Seven years ago, my wife and son and I had rented a house for a week in Tuscany with Piero Selvaggio, the owner of Valentino, and his family. McCarty and Selvaggio are close friends, and one morning, McCarty called to say that he and his family were also in Italy and wanted to have lunch with us.
“You buy,” he said. “I’ll cook.”
Selvaggio and I raced to the local farmers markets. We bought tomatoes and eggplant and zucchini and cuttlefish and giant shrimp and porchetta and chicken and bread and cheese and wine. The McCartys had arrived by the time we returned. Michael immediately flung the cuttlefish on the grill, and the wine began to flow.
“We spent all afternoon eating and drinking and talking with people we cared about, right?” he asks me now. “We had all this food and all this wine and the kids were jumping in and out of the pool and everyone was laughing and playing. That’s what life should be. That’s what a restaurant should feel like.”
McCarty always seems to speak in these booming declarative sentences that brook no challenge and that have led many to brand him as brash and arrogant. He can be both. But his relentlessly sunny disposition and indefatigable joie de vivre have enabled him to survive a series of disasters that would have devastated, if not destroyed, most men.
Expansion
After the success of Michael’s, McCarty opened four more restaurants in the 1980s, one each in New York, Washington, Denver and Detroit. He also decided to build a 150-room hotel on the beach in Santa Monica. That’s when his luck ran out.
A municipal referendum defeated his hotel plans in 1990, “and it cost me $6 million,” he says. “I lost everything. I filed Chapter 11 in ’92 and tried to hang on.”

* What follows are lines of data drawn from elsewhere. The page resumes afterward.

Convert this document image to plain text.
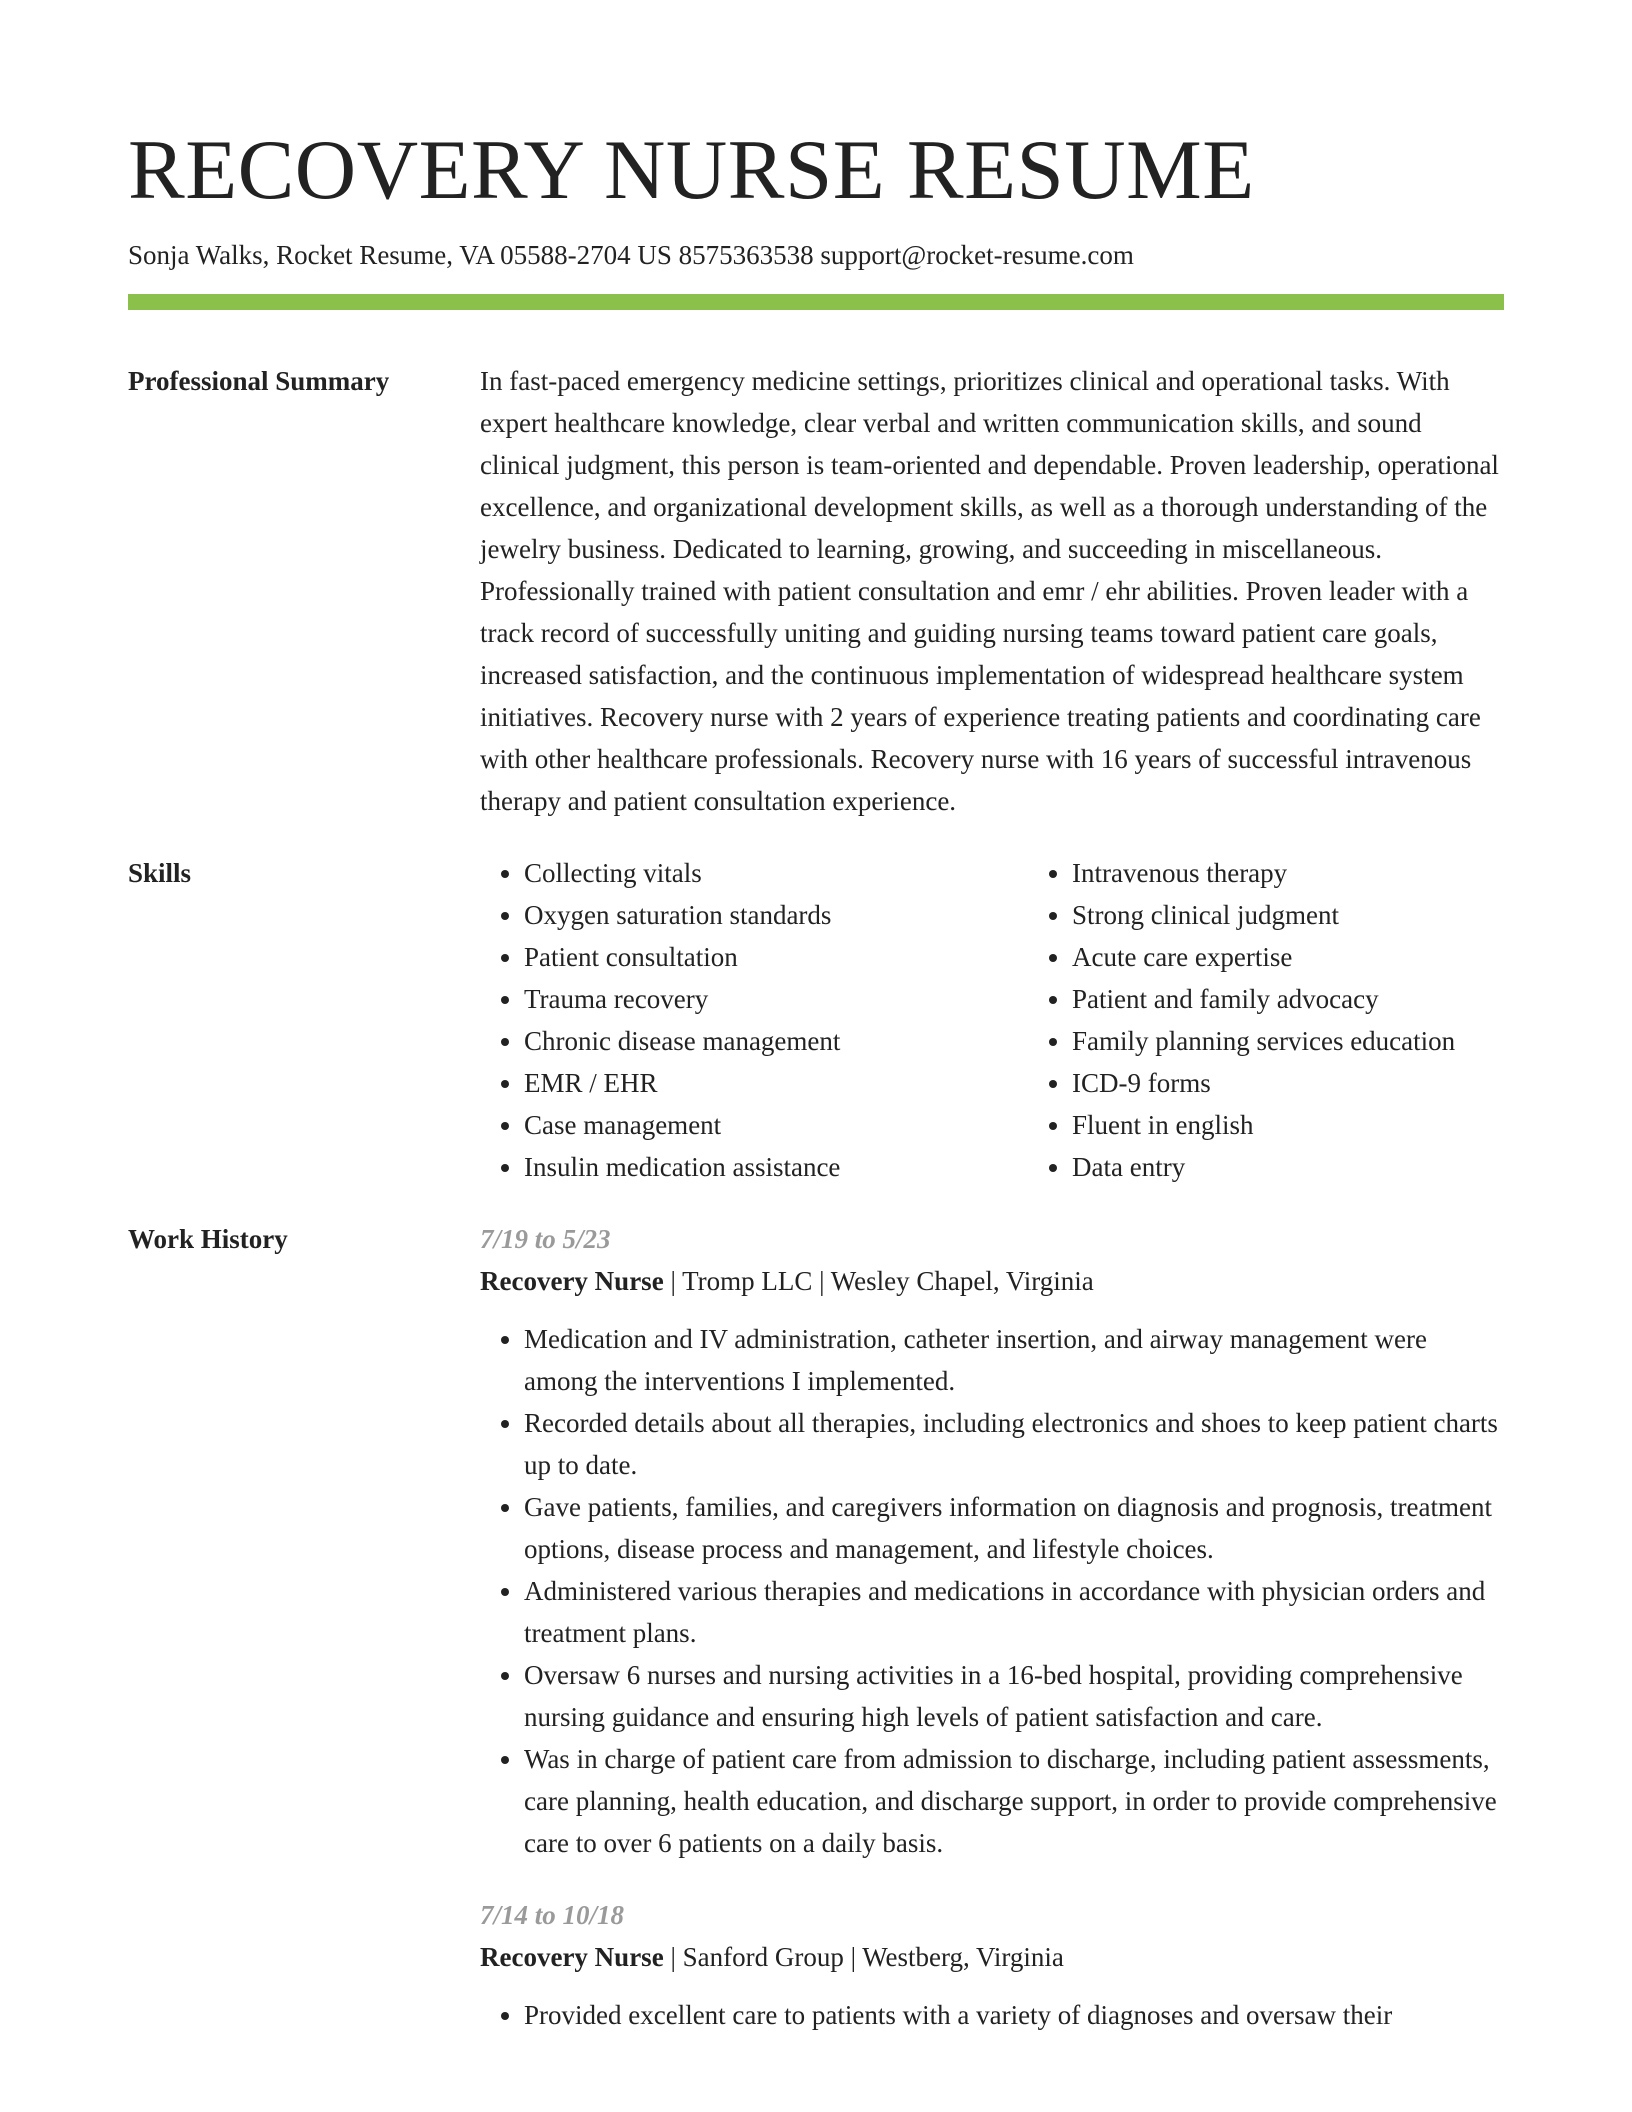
RECOVERY NURSE RESUME
Sonja Walks, Rocket Resume, VA 05588-2704 US 8575363538 support@rocket-resume.com
Professional Summary	In fast-paced emergency medicine settings, prioritizes clinical and operational tasks. With expert healthcare knowledge, clear verbal and written communication skills, and sound clinical judgment, this person is team-oriented and dependable. Proven leadership, operational excellence, and organizational development skills, as well as a thorough understanding of the jewelry business. Dedicated to learning, growing, and succeeding in miscellaneous. Professionally trained with patient consultation and emr / ehr abilities. Proven leader with a track record of successfully uniting and guiding nursing teams toward patient care goals, increased satisfaction, and the continuous implementation of widespread healthcare system initiatives. Recovery nurse with 2 years of experience treating patients and coordinating care with other healthcare professionals. Recovery nurse with 16 years of successful intravenous therapy and patient consultation experience.

Skills
•	Collecting vitals
• Oxygen saturation standards
• Patient consultation
• Trauma recovery
• Chronic disease management
• EMR / EHR
• Case management
• Insulin medication assistance
• Intravenous therapy
• Strong clinical judgment
• Acute care expertise
• Patient and family advocacy
• Family planning services education
• ICD-9 forms
• Fluent in english
• Data entry
Work History	7/19 to 5/23
Recovery Nurse | Tromp LLC | Wesley Chapel, Virginia
• Medication and IV administration, catheter insertion, and airway management were among the interventions I implemented.
• Recorded details about all therapies, including electronics and shoes to keep patient charts up to date.
• Gave patients, families, and caregivers information on diagnosis and prognosis, treatment options, disease process and management, and lifestyle choices.
• Administered various therapies and medications in accordance with physician orders and treatment plans.
• Oversaw 6 nurses and nursing activities in a 16-bed hospital, providing comprehensive nursing guidance and ensuring high levels of patient satisfaction and care.
• Was in charge of patient care from admission to discharge, including patient assessments, care planning, health education, and discharge support, in order to provide comprehensive care to over 6 patients on a daily basis.
7/14 to 10/18
Recovery Nurse | Sanford Group | Westberg, Virginia
• Provided excellent care to patients with a variety of diagnoses and oversaw their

Meanwhile, a severe recession hit Southern California, and at Michael’s, as elsewhere, business plummeted. Then, in the brush fires of 1993, the McCartys’ Malibu house burned down. A year later, the Northridge earthquake caused $250,000 damage and destroyed 3,000 bottles of old California wine at Michael’s.
Amid these disasters, the McCartys were coping with a medical condition that required frequent surgery for their youngest child, Chas.
But McCarty never stopped bounding through life with a smile on his lips and resounding words of confidence in himself and encouragement for others, especially for Chas. I can recall seeing McCarty periodically in those years, and every time I asked how he was, he said, “Great. Great. Business is up 11%” (or 12% or whatever number popped into his head).
Finally, in 1994, he emerged from Chapter 11 proceedings, sold his Denver, Washington and Detroit restaurants and used those proceeds and insurance money from his house fire to buy his Santa Monica and New York restaurants back from the bank.
How’s he doing now, 10 years later?
“Last year was the best year ever for both restaurants,” he insists with characteristic vigor.
But Michael’s is no longer a cutting-edge restaurant.
“Not interested,” he says. “My job now is to preserve the dining experience as we’ve created it here. We didn’t do Cajun and we didn’t do fusion and we don’t do cutting edge. I do believe in change, change to survive, and right now I’m interviewing candidates to be our next chef. Olivier [Rousselle] is leaving to get married and move back to France, and I’m having great fun talking to all these young chefs who apply.
“I tell them right off, ‘If you’re looking for a French Laundry experience, you’ve come to the wrong place.’ We could do tasting menus here that would knock your socks off, but that’s not who we are. We’re more casual. We’re here for a good time.”
McCarty’s been giving diners a good time for 25 years, and he’s not about to stop now.